Des chercheurs et chercheuses de l’Université McGill et de l’Université Adolfo Ibáñez, au Chili, ont réalisé l’une des revues les plus complètes à ce jour sur la réaction du cerveau à la nature en examinant plus de 100 études d’imagerie cérébrale de diverses disciplines.
Les résultats de leurs travaux apportent un éclairage neuroscientifique à un domaine émergent : l’étude des liens entre les êtres humains et le monde naturel, considérés depuis longtemps dans nombre de cultures comme essentiels au bien-être.
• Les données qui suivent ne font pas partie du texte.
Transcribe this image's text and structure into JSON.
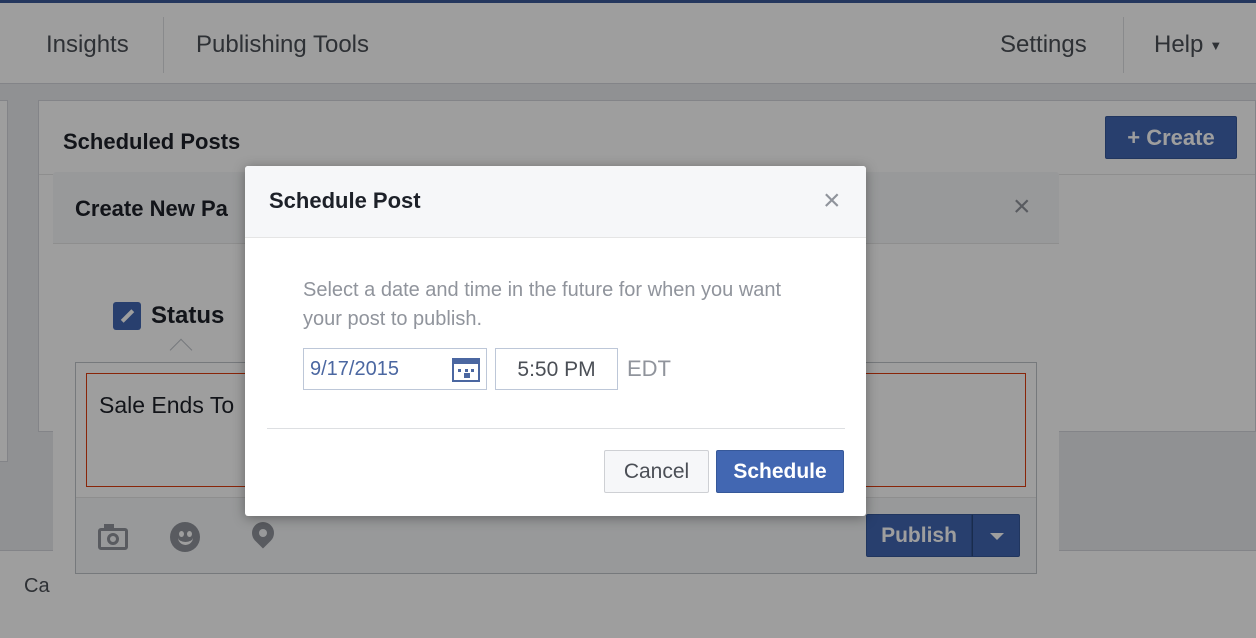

« D’instinct, nous savons que la nature fait du bien, mais les neurosciences fournissent une base scientifique crédible pour l’orientation des politiques de santé et la conception de nos espaces de vie », indique Mar Estarellas, co-auteure principale et chercheuse postdoctorale à la Division de psychiatrie sociale et transculturelle du Département de psychiatrie de l’Université McGill.
Quatre signes d’un cerveau apaisé
En réunissant les résultats d’un large éventail d’études, l’équipe de recherche a vu émerger ce qu’elle appelle un « modèle en cascade », qui illustre la réaction du cerveau à la nature :- Le traitement sensoriel change : Les motifs fractals que l’on trouve dans la nature sont plus faciles à traiter pour le cerveau et requièrent moins d’effort mental que les stimuli rapides et visuellement denses auxquels il est exposé dans les villes ou en ligne.
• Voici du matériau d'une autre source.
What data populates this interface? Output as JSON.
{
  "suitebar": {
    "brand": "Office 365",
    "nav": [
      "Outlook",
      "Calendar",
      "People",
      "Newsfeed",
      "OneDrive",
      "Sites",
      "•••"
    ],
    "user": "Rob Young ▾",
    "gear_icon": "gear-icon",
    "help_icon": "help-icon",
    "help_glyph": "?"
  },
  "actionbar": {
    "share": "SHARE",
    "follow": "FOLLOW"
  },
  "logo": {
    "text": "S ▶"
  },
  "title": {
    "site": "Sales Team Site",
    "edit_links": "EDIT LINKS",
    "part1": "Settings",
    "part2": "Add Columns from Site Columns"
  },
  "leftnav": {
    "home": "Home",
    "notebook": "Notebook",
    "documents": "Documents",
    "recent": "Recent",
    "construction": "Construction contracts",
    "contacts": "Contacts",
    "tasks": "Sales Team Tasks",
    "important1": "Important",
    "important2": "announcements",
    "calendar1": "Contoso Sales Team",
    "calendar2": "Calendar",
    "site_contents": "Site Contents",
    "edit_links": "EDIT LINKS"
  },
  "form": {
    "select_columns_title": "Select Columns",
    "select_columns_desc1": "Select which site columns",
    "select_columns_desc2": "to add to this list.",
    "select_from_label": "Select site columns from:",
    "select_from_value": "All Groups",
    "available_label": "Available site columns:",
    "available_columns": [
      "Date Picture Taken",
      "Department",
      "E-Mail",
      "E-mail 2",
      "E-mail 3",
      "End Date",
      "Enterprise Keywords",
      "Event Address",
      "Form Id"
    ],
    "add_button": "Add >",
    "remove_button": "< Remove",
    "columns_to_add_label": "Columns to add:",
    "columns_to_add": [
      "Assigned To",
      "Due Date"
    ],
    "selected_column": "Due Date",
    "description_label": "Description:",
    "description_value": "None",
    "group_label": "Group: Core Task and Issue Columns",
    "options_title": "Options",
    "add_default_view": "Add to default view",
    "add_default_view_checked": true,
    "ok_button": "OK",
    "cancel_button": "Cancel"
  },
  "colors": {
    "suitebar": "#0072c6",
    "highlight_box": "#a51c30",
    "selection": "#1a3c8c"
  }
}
- Les mécanismes de stress ralentissent : À mesure que la charge sensorielle diminue, le corps abandonne le mode « combat ou fuite ». Le rythme cardiaque diminue, la respiration est plus profonde et les régions du cerveau qui interviennent dans la détection des menaces, comme l’amygdale, sont moins actives.
- L’attention se restaure : Le stress ayant diminué, l’attention orientée vers les tâches quotidiennes cède la place à un mode d’attention réparateur, guidé par la nature.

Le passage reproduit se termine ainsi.